发布时间:2013-02-27 17:05:10发布者:中华财税网浏览量:2691
  2012年7月6日,《预算法修正案(草案二次审议稿)条文》在中国人大网(www.npc.gov.cn)上公布,共收集了社会各界33万多条意见。我们随后邀请四位财税法专家撰文,探讨了预算法修订的四个关键问题——立法宗旨、分权制衡、国库体制改革、国有资本经营预算。
  目前,预算法修正案依旧处于进一步完善的进程中,还有一些问题值得继续深入讨论。我们又请刘剑文、朱大旗、熊伟分别就财税体制改革中的预算法修订、预算公开透明制度、中央地方财政关系等问题撰文。
  刘剑文等认为,由于预算制度便于操作和宏观掌控,称得上是财税体制改革的核心与关键。应当借此次《预算法》修订的立法机遇,在《预算法》中优化配置预算权力、预算利益,实现政府、人大、公民等主体的衡平布局和合理定位。
  朱大旗提出,《预算法》修订须明定预算公开原则,就预算公开的基本内容如公开主体、公开内容及除外、公开程序、救济机制等做出一般性规定,同时还应由全国人大常委会依据中国财政暨政治体制改革进程,制颁、修订有关财政预算信息公开的具体制度决定。
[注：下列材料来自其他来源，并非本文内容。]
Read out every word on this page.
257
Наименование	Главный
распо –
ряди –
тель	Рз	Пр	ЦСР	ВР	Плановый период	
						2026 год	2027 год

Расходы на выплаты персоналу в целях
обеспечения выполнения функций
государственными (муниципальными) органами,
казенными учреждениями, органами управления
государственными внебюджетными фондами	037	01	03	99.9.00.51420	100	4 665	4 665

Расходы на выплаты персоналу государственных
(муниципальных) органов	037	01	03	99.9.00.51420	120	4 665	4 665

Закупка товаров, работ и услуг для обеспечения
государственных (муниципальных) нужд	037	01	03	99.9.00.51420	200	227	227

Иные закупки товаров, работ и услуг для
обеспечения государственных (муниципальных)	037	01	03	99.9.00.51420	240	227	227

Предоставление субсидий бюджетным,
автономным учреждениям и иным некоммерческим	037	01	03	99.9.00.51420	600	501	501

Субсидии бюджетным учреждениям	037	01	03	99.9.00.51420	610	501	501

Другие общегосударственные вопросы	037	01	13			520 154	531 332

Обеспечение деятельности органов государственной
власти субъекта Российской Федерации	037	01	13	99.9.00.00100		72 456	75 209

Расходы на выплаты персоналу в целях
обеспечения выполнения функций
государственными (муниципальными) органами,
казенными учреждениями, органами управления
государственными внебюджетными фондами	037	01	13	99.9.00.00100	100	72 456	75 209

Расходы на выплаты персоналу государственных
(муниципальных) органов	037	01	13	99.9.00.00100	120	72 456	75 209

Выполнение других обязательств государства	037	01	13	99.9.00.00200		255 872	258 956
  熊伟则在论及中央与地方财政关系中指出,在中国现有的政府间财政关系模式下,地方债既不能完全禁止,也不能彻底放开。为了理顺中央与地方财政关系,中国需要制定《财政收支划分法》与《财政转移支付法》。
  ·往期目录·
  ● 预算法修改四个关键问题
  2012年9月4日,总第21期
  预算法修订的首要之务(朱大旗)
  分权制衡:预算法修订的重要基石(朱为群)
  国库体制改革与防火墙建设:代理-经理之争的诠释(王雍君)
  国有资本经营预算:专款专用还是专款通用?(熊伟)
  刘剑文 耿颖
  财税改革作为一项系统性、综合性工程,是中国当前开展经济体制、政治体制和社会体制改革等各方面工作的立基点和重中之重。其中,预算制度因其便于操作以及宏观掌控的特征,又可称得上财税体制改革的核心与关键。
  借此次《预算法》修订的立法机遇,应当在《预算法》中优化配置预算权力、预算利益,实现政府、人大、公民等主体的衡平布局和合理定位,从而更好地促进整个财税体制改革乃至国家发展建设道路的新突破。
  中国现行《预算法》自颁布至今实施了18个年头,条文背后的理念意旨和一系列制度规则已经不能适应新阶段社会发展的时代需要。在这种形势下,中国开启了《预算法》修订的大幕,于2012年7月份将修正案草案向全社会公开,并在短短的一个月内征集到30余万条公众意见,掀起了社会各界热切关注的浪潮。
  由于《预算法修正案》二审稿仍存诸多缺憾,在各方的建议和压力之下,十一届全国人大常委会第三十次会议最后决定不再审议《预算法》,而是留待下一届人大继续完成修法工作,这可谓明智之举。
  那么,《预算法》在中国财税体制改革的进程中起到了何种作用?《预算法》修订的要点体现在哪些方面?又应当如何通过《预算法》的规范设计来衡量和配置政府与人大、政府与社会等利益因素间的关系?这些问题颇值得审思。
  财税改革视野下
  《预算法》的功能与定位
  财税体制是关乎一个国家经济、社会建设的重要制度措施,要在法治、宪政的框架内相适应地进行调整和制度创新。经由财税体制改革,触动和矫正渐趋固化的现有利益格局,实质性地促进人大的治权与政府的行政权、公民财产权与政府财政权之间的合理协调,便能带动改革突破“瓶颈期”。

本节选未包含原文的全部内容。